For the fishermen of Badalona, meanwhile, the degradation of the sea has clearly taken a heavy toll. “Fifteen years ago, there were 80 fishing boats in the Badalona fleet,” said Ramón Costa. “Five years ago, there were 40. Last year there were 15. Now, the fleet is down to only eight boats. Simply put, there aren’t enough fish left.”

Costa considers himself an ‘artisan’ fisherman, meaning he doesn’t use an overly powerful boat or sophisticated satellite-guided sonar equipment to find banks of fish. Instead, he goes out on the 11-metre trawler he inherited from his father and typically fishes for lenguado (sole), rodaballo (turbot), langostino (prawn) and cangrejo (crab), among other species. In his recent interview with Metropolitan, he stated that traditional fishing zones within three kilometres of land have all but collapsed. “There’s nothing out there, nothing! You have to go much further from shore before you catch anything, and even then it’s not a lot.”

Apart from the pollution, Costa blames big commercial fishing boats for the drop in catches. “Electronics spell the end of the sea. Ships equipped with satellite-guided sonar can track down the precise location of banks of fish. They can see the exact size of the bank with their sonar and they don’t stop trawling until they’ve caught them all.”

In contrast, ‘artisan’ fishermen ply the waves in smaller, less sophisticated boats and trust to their instincts, their knowledge of the sea and weather, and the age-old sight of a flock of feeding sea gulls to locate banks of fish. When these smaller boats find fish, they generally drop their nets in a way that divides the school, allowing half the fish to get away.

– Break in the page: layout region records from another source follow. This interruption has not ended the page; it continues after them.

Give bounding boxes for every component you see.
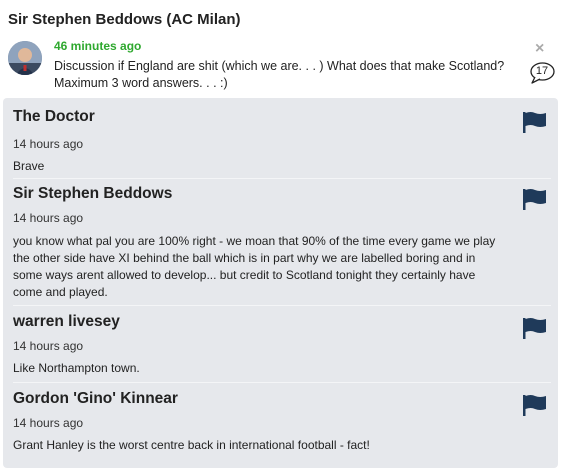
close-icon[interactable]: × [535, 40, 544, 58]
divider [13, 178, 551, 179]
reply-time: 14 hours ago [13, 211, 84, 225]
post-time: 46 minutes ago [54, 39, 142, 53]
reply-author: The Doctor [13, 108, 95, 125]
flag-icon[interactable] [522, 188, 548, 215]
reply-item: Sir Stephen Beddows 14 hours ago you kno… [13, 185, 497, 301]
divider [13, 382, 551, 383]
reply-text: you know what pal you are 100% right - w… [13, 234, 496, 299]
reply-item: warren livesey 14 hours ago Like Northam… [13, 313, 497, 378]
reply-text: Like Northampton town. [13, 361, 140, 375]
post-text: Discussion if England are shit (which we… [54, 59, 505, 90]
reply-time: 14 hours ago [13, 416, 84, 430]
post-author: Sir Stephen Beddows (AC Milan) [8, 11, 241, 28]
reply-author: warren livesey [13, 313, 120, 330]
avatar[interactable] [8, 41, 42, 75]
reply-text: Grant Hanley is the worst centre back in… [13, 438, 370, 452]
reply-author: Sir Stephen Beddows [13, 185, 173, 202]
comment-count: 17 [535, 65, 549, 77]
reply-time: 14 hours ago [13, 137, 84, 151]
reply-item: The Doctor 14 hours ago Brave [13, 108, 497, 173]
reply-time: 14 hours ago [13, 339, 84, 353]
flag-icon[interactable] [522, 317, 548, 344]
reply-author: Gordon 'Gino' Kinnear [13, 390, 178, 407]
flag-icon[interactable] [522, 394, 548, 421]
reply-text: Brave [13, 159, 45, 173]
replies-panel: The Doctor 14 hours ago Brave Sir Stephe… [3, 98, 558, 468]
reply-item: Gordon 'Gino' Kinnear 14 hours ago Grant… [13, 390, 497, 455]
flag-icon[interactable] [522, 111, 548, 138]
comment-count-button[interactable]: 17 [529, 61, 555, 85]
divider [13, 305, 551, 306]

“A big, commercial boat is like the director of an orchestra,” said Costa. “Everything is under control. They say ‘Inside!’ and all the fish enter the net and that’s that. We artisan fishermen, on the other hand, are lucky if we catch even half the fish in a bank. The other fish get away and that’s good for the sea.”

Unfortunately, European Union fishing regulations are not helping artisan fishermen. The EU has pushed vigorously to reduce Spain’s fishing fleet, which is second in size only to Japan’s. Inevitably, the smaller boats are the first to get squeezed out of the market.

Ramón Costa claims that regulators turn a blind eye to the practice of bigger boats illegally ‘hot-rodding’ their engines. “The legal limit for motors on fishing boats is 500 horsepower, but there are boats out there with 2,000 or 2,500 horsepower. Any inspector can see the motor has been played with, but they pretend not to. They want just a few big boats out there, and to get rid of the smaller ones.”

When asked what solutions he had to the woes of the sea, Costa was adamant. “The use of computerised sonar equipment to catch fish should be banned. They should deal somehow with the toxic mud on the seabed, there should be a huge advertising campaign against people throwing plastic into the sea and women should stop throwing tampons into the toilet. That would be a start.”